Menilik lebih lanjut tentang toleransi yang ada di Indonesia mungkin tak seburuk yang kita pikirkan, masih banyak contoh kelompok umat antar agama seperti islam dan Kristen atau dengan agama lainnya yang dapat hidup damai berdampingan selama bertahun-tahun tanpa ada pertentangan dan penolakan. Hal ini mungkin terjadi karena mereka sudah berinteraksi cukup lama dalam suatu wilayah. Namun berbeda dengan kasus-kasus penolakan baru-baru ini yang cenderung kelompok minoritas adalah kelompok masyarakat baru dalam sebuah lingkungan, sehingga timbul penolakan dan persekusi karena dirasa aneh dan sesat.

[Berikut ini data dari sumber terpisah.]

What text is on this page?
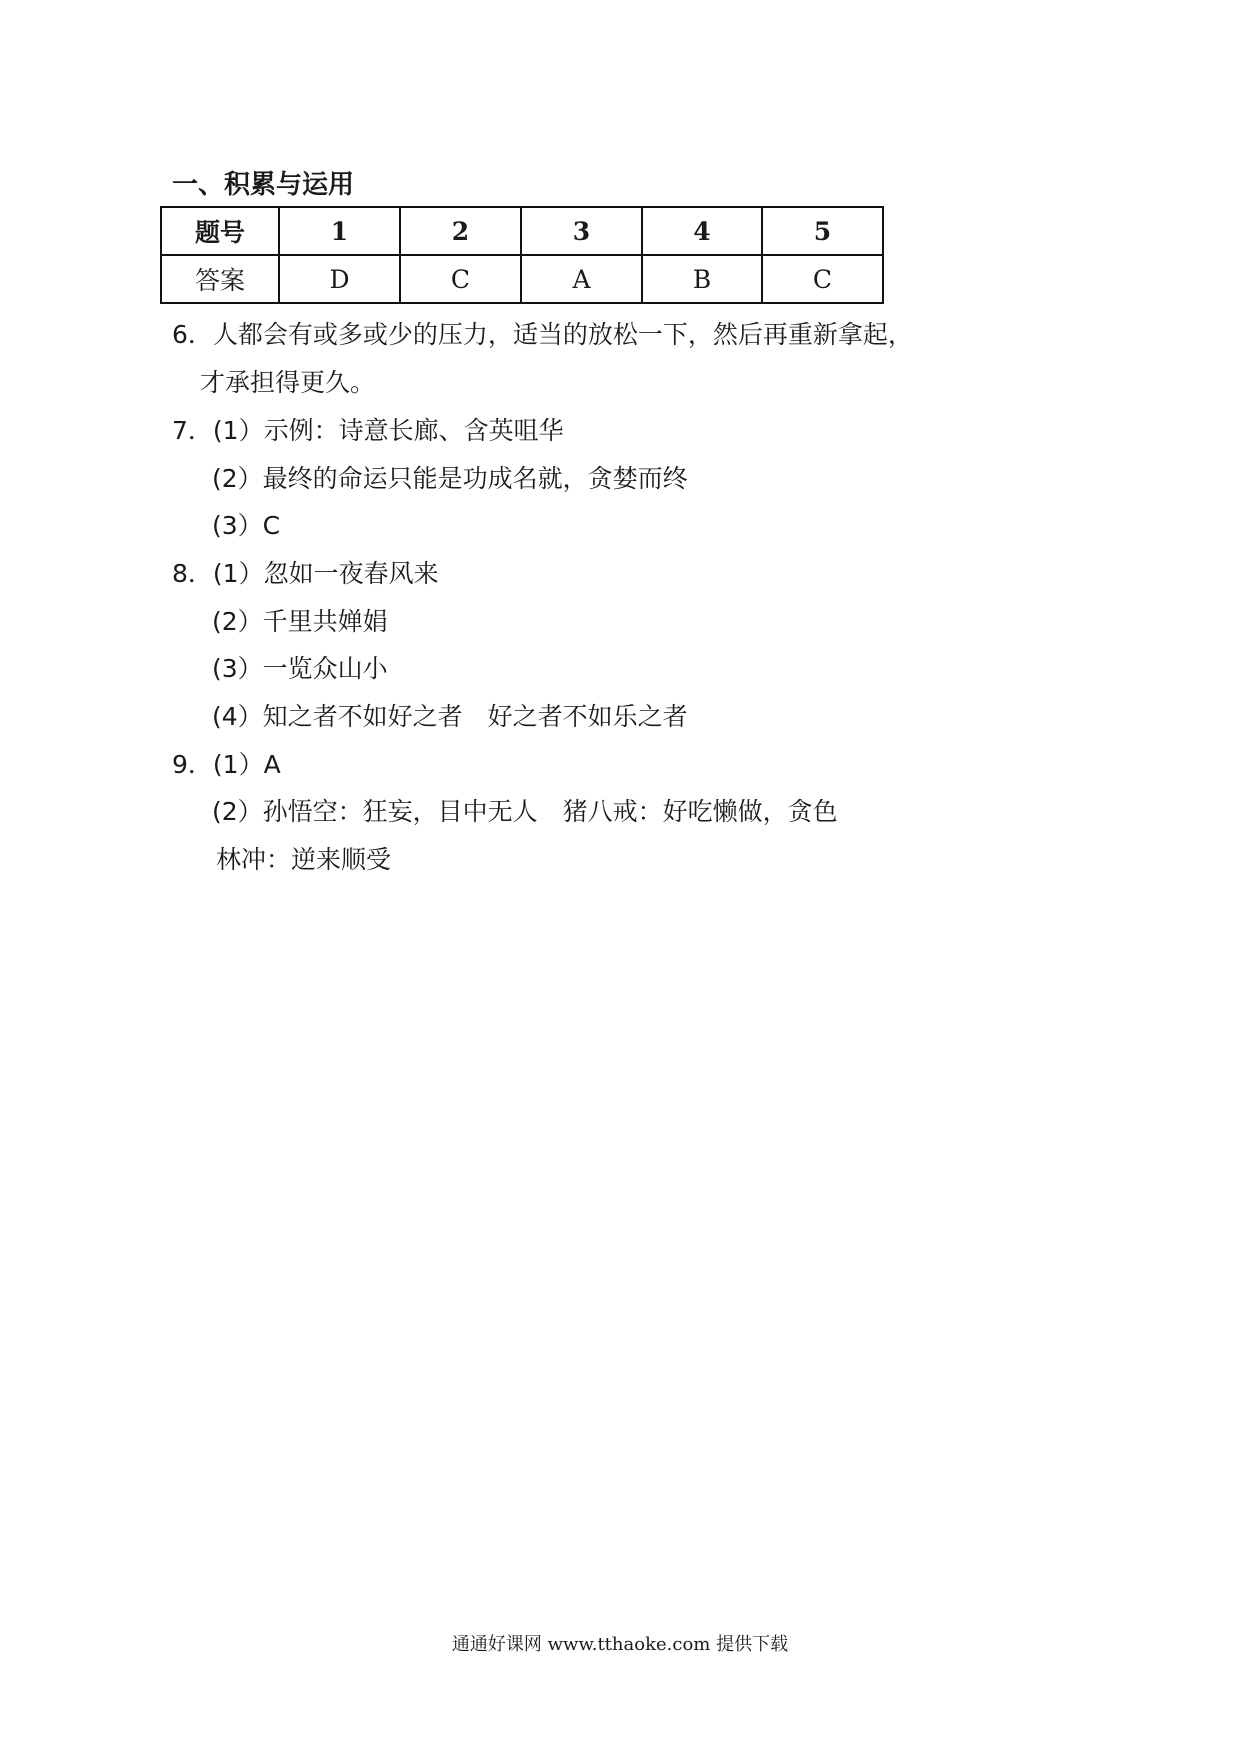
一、积累与运用
题号	1	2	3	4	5
答案	D	C	A	B	C
6．人都会有或多或少的压力，适当的放松一下，然后再重新拿起，
才承担得更久。
7．(1）示例：诗意长廊、含英咀华
(2）最终的命运只能是功成名就，贪婪而终
(3）C
8．(1）忽如一夜春风来
(2）千里共婵娟
(3）一览众山小
(4）知之者不如好之者　好之者不如乐之者
9．(1）A
(2）孙悟空：狂妄，目中无人　猪八戒：好吃懒做，贪色
林冲：逆来顺受
通通好课网 www.tthaoke.com 提供下载
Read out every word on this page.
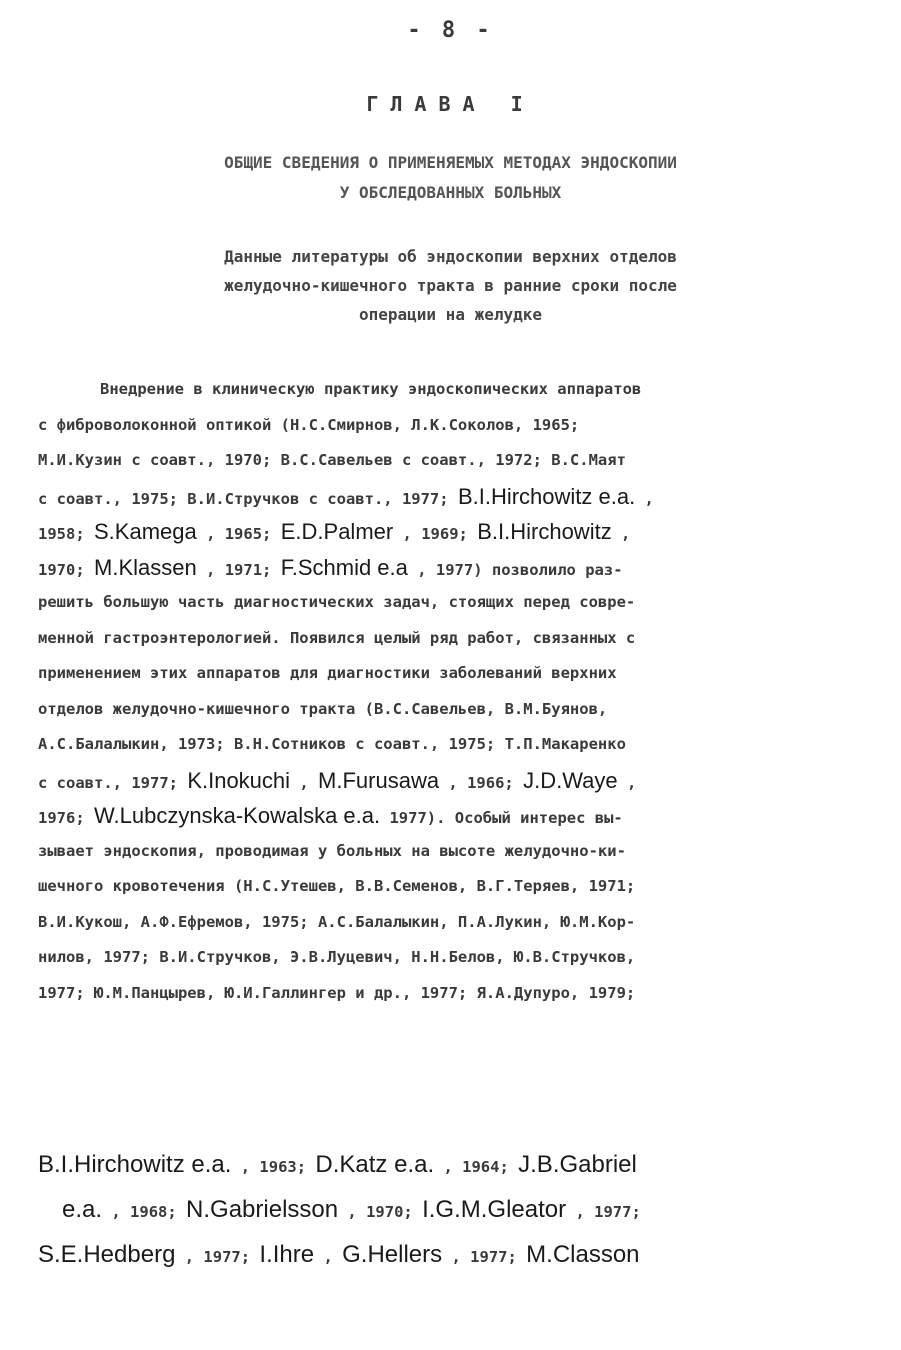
- 8 -
ГЛАВА I
ОБЩИЕ СВЕДЕНИЯ О ПРИМЕНЯЕМЫХ МЕТОДАХ ЭНДОСКОПИИ
У ОБСЛЕДОВАННЫХ БОЛЬНЫХ
Данные литературы об эндоскопии верхних отделов
желудочно-кишечного тракта в ранние сроки после
операции на желудке
Внедрение в клиническую практику эндоскопических аппаратов
с фиброволоконной оптикой (Н.С.Смирнов, Л.К.Соколов, 1965;
М.И.Кузин с соавт., 1970; В.С.Савельев с соавт., 1972; В.С.Маят
с соавт., 1975; В.И.Стручков с соавт., 1977; B.I.Hirchowitz e.a. ,
1958; S.Kamega , 1965; E.D.Palmer , 1969; B.I.Hirchowitz ,
1970; M.Klassen , 1971; F.Schmid e.a , 1977) позволило раз-
решить большую часть диагностических задач, стоящих перед совре-
менной гастроэнтерологией. Появился целый ряд работ, связанных с
применением этих аппаратов для диагностики заболеваний верхних
отделов желудочно-кишечного тракта (В.С.Савельев, В.М.Буянов,
А.С.Балалыкин, 1973; В.Н.Сотников с соавт., 1975; Т.П.Макаренко
с соавт., 1977; K.Inokuchi , M.Furusawa , 1966; J.D.Waye ,
1976; W.Lubczynska-Kowalska e.a. 1977). Особый интерес вы-
зывает эндоскопия, проводимая у больных на высоте желудочно-ки-
шечного кровотечения (Н.С.Утешев, В.В.Семенов, В.Г.Теряев, 1971;
В.И.Кукош, А.Ф.Ефремов, 1975; А.С.Балалыкин, П.А.Лукин, Ю.М.Кор-
нилов, 1977; В.И.Стручков, Э.В.Луцевич, Н.Н.Белов, Ю.В.Стручков,
1977; Ю.М.Панцырев, Ю.И.Галлингер и др., 1977; Я.А.Дупуро, 1979;
B.I.Hirchowitz e.a. , 1963; D.Katz e.a. , 1964; J.B.Gabriel
e.a. , 1968; N.Gabrielsson , 1970; I.G.M.Gleator , 1977;
S.E.Hedberg , 1977; I.Ihre , G.Hellers , 1977; M.Classon
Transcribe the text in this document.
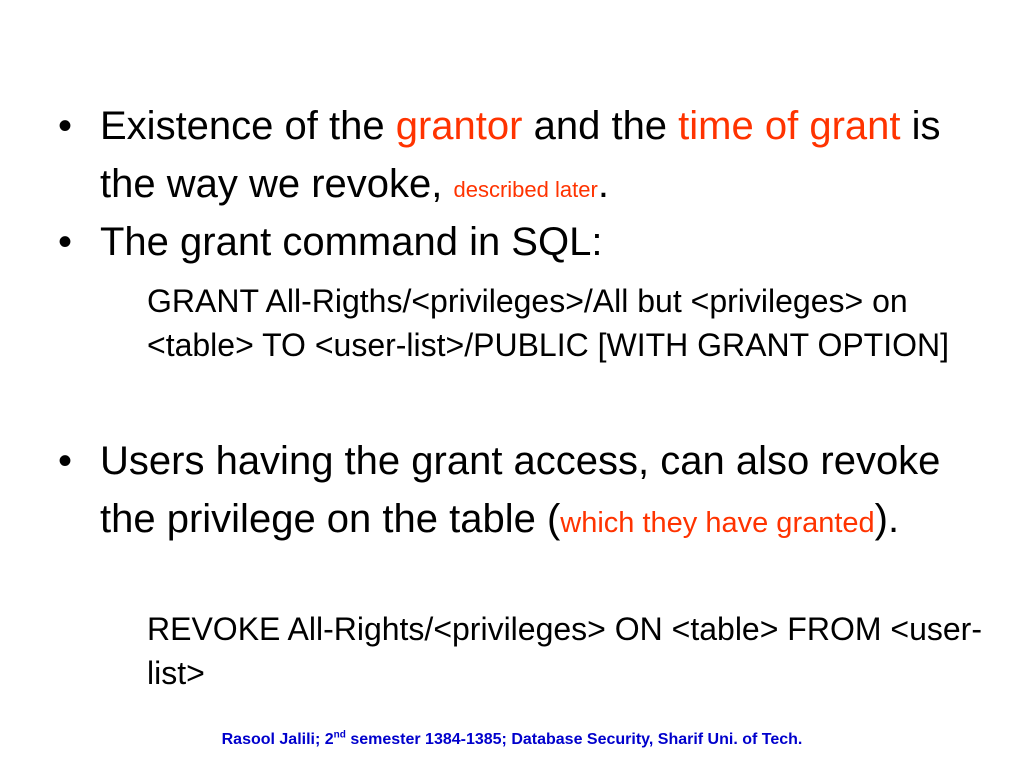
• Existence of the grantor and the time of grant is the way we revoke, described later.
• The grant command in SQL:
GRANT All-Rigths/<privileges>/All but <privileges> on <table> TO <user-list>/PUBLIC [WITH GRANT OPTION]
• Users having the grant access, can also revoke the privilege on the table (which they have granted).
REVOKE All-Rights/<privileges> ON <table> FROM <user-list>
Rasool Jalili; 2nd semester 1384-1385; Database Security, Sharif Uni. of Tech.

Seperti contohnya persekusi mahasiswa papua di jawa dan penolakan rumah ibadah minoritas. Dalam hal ini, dapat kita lihat bahwa toleransi yang terjalin di satu sisi dan penolakan di sisi lain adalah karena adanya 'batasan' dalam bertoleransi.
Kita seringkali mampu bertoleransi dengan kelompok A tapi tidak dengan B karena B dirasa lebih aneh daripada A yang dirasa biasa saja karena sudah lama berdampingan, dan hal ini adalah 'batasan' yang tanpa sadar kita ciptakan dalam bertoleransi. Seperti contoh kasus yang paling umum adalah umat islam Indonesia yang mampu berdampingan dengan umat Kristen, hindhu, dan budha, namun bertikai dengan umat sesamanya. Seperti yang baru-baru ini terjadi yaitu penolakan kajian Ust. Syafiq Basalamah di masjid As-salam Surabaya. Dimana Ust. Syafiq yang merupakan seorang penganut manhaj salaf ditolak oleh ormas dan masyarakat setempat karena dinilai sesat (tempo.co). Dimana penilaian sesat disini dapat dilihat sebagai keasingan dan ketidaktahuan masyarakat terhadap manhaj salaf yang sehingga mereka anggap itu aneh. Hal inilah yang kemudian menimbulkan 'batasan' dalam bertoleransi. Bila merujuk pada pengertian sebelumnya tentang pluralisme dan toleransi, maka 'penerimaan' itu tidak terbatas pada apapun, entah itu kita sudah mengetahuinya atau baru mengentahuinya, yang mana dalam hal ini maka toleransi seharusnya berlaku kepada Ust.Syafiq.
Dalam hal ini, penulis ingin menekankan bahwa penulis bukanlah orang yang fasih dalam agama. Namun bukankah sebagai seorang muslim kita diajarkan untuk bertoleransi oleh Rasulullah ? bahkan ketika memimpin Madinah pun rasul masih bisa bertoleransi dengan kaum yahudi yang memiliki stereotype buruk. Penulis disini ingin mengajak kepada seluruh pembaca untuk sama-sama menghilangkan 'batasan' dalam bertoleransi, entah itu dalam masalah agama, suku, ras dan lain-lain. Jika pun kita merasa keyakinan dan perilaku orang lain tidak benar, bukankah rasul mengajarkan kita untuk mendakwahinya ? dan bukan dengan menghakimi serta mempersekusi nya ?. Sebagai penutup penulis ingin mengutip sebuah kutipan bijak yang berbunyi "Jika kamu merasa hebat maka ingatlah... Bunga tidak memetik dirinya sendiri, dan manusia tidak membangun ketentraman sendiri".